農業補償
出典: フリー百科事典『ウィキペディア(Wikipedia)』 (2021/06/14 21:05 UTC 版)
「飛騨川流域一貫開発計画」の記事における「農業補償」の解説
農業に関連する補償としてはダム建設に伴う農地水没に対する補償、特産品栽培に対する補償、慣行水利権に対する補償の3種類が飛騨川流域の水力発電事業では見られた。ここでは後二者について解説する。 特産品補償については朝日ダムと高根第一ダムにおいて見られた。

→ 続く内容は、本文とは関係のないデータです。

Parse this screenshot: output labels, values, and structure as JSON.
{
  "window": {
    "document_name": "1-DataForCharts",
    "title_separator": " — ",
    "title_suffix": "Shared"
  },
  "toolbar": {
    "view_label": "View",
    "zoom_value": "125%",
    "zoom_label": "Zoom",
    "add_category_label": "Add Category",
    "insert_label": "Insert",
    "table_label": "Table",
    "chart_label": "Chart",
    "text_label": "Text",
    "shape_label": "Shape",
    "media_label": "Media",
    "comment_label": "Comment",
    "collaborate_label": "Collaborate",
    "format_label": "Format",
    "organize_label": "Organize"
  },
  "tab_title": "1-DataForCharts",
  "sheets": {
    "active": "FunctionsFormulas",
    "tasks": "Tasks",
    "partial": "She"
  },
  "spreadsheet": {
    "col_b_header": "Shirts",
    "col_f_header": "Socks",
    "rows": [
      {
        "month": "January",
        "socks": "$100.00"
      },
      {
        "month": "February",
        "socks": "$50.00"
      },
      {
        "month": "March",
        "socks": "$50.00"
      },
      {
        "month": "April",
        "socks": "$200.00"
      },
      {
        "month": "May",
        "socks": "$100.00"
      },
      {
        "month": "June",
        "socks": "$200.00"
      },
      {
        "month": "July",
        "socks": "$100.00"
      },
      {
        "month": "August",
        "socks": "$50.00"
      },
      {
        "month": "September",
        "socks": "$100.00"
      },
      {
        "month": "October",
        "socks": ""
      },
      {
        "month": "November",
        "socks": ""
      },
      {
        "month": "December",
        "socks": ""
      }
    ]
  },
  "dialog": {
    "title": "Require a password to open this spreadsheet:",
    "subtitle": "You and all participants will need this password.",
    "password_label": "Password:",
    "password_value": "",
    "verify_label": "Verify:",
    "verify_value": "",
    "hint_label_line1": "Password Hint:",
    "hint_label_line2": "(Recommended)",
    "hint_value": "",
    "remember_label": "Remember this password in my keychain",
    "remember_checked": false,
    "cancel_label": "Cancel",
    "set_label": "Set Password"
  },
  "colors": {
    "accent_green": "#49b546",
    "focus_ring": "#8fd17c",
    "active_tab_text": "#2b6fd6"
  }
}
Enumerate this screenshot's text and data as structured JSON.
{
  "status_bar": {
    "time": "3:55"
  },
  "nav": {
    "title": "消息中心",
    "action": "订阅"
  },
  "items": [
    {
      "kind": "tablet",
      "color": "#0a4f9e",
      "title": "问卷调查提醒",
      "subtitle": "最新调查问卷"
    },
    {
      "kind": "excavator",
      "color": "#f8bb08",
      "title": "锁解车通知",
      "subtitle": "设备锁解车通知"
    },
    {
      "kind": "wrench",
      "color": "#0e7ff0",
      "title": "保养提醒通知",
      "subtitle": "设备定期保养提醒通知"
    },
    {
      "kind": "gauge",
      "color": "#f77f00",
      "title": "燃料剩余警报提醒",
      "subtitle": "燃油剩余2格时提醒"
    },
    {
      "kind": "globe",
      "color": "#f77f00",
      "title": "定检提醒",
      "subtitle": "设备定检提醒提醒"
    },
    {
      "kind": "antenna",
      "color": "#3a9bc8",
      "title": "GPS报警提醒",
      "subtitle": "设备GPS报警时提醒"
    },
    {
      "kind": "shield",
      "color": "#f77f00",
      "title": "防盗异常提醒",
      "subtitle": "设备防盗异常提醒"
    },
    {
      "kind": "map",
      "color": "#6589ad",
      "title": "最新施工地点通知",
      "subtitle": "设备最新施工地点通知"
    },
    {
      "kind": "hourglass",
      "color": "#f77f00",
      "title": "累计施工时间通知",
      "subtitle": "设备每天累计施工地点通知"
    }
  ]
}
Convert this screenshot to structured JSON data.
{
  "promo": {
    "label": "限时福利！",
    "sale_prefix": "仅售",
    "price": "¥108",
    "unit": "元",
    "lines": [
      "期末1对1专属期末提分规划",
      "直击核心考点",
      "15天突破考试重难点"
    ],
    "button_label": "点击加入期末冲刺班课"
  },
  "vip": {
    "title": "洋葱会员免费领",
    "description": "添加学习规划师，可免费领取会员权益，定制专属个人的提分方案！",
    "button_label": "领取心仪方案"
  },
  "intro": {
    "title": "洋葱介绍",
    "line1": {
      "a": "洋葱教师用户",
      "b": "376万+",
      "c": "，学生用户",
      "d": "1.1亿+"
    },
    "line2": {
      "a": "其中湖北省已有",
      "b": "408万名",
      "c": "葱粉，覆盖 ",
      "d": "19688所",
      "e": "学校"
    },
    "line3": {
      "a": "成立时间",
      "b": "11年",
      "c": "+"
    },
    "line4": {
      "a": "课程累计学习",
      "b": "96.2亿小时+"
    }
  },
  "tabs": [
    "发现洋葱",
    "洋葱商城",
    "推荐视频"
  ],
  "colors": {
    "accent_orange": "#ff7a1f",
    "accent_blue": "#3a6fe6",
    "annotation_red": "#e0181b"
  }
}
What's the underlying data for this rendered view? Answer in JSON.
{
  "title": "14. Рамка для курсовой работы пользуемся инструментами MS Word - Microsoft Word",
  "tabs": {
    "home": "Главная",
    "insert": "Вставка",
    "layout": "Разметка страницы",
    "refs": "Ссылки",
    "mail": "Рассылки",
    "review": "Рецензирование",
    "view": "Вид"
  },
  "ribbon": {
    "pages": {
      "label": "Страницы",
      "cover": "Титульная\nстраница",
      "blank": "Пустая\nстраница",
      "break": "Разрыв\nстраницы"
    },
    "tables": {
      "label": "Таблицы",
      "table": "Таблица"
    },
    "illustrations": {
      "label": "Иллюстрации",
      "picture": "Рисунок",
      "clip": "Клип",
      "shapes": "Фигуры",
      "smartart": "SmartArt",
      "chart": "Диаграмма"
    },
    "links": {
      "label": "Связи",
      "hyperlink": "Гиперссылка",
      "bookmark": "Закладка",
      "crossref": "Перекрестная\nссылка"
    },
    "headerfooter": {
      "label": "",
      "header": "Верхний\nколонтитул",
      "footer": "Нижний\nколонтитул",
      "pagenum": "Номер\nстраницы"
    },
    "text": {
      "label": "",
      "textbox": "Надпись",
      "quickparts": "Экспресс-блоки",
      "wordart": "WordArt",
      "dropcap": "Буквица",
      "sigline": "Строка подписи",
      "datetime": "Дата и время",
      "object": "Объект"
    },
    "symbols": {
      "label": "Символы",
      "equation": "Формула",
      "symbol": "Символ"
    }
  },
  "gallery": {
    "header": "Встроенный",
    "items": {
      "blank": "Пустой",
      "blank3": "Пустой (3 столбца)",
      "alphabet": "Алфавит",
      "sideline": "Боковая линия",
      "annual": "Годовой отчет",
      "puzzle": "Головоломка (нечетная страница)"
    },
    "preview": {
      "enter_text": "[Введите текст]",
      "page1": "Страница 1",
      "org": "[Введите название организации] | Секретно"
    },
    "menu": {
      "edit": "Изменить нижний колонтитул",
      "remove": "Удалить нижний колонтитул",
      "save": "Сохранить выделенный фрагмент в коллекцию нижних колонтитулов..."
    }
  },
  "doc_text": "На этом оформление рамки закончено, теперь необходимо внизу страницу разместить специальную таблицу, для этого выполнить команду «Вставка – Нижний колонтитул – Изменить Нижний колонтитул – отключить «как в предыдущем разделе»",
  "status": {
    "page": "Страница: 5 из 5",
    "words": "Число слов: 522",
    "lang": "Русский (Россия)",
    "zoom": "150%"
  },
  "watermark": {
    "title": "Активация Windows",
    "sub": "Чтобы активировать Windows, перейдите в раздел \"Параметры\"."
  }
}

当時朝日村と高根村ではワラビの根からワラビ粉を生産しており、高根村では特産品として多額の収入を上げており生活基盤の一つであった。しかしダム建設に伴い移転する住民の中には、ワラビ粉の生産が不可能になるため収入の途が閉ざされる。このため減収に対する補償が求められ、生活再建の一環として補償が転出住民に行われた。 一方慣行水利権に対する補償は、主に農業用水の取水がダムや発電所の建設によって取水量が減少し、十分な灌漑が行われなくなることに対する補償である。これは戦前・戦後を問わず、発電所建設時に水利権を取得する際に交付される水利使用許可命令書、あるいは水利使用規則においてこれら慣行水利権の使用に支障を来たさないようにしなければならないと定められているためであり、農業保護対策として水利権使用の許認可権を持つ河川管理者が特に注文していた。 飛騨川の水力発電開発の場合、瀬戸第二発電所や朝日発電所、久々野発電所、小坂発電所において頭首工の新設や取水堰からの河川維持放流によって慣行水利権分の流量を維持する対策が取られており、多目的ダムや治水ダムにおける目的の一つ不特定利水が事実上実施されている。馬瀬川第二発電所では発電用水利権により取水される水で農業用水の取水に支障を来たすことから新たに揚水施設を建設した。東上田発電所では流域の旧萩原町が丘陵地に農地が多く営まれているため、ダム建設に伴う取水量減少に不安を持つ土地改良区が反対していた。またダムから発電所へ導水するためのトンネル工事で水脈を掘ったことから、渓流が枯渇したり水が少なくなることで農業用水11件、800戸の水道供給に被害を与えた。このため補償費支払いのほか頭首工の新設、簡易水道整備などの対策を実施している。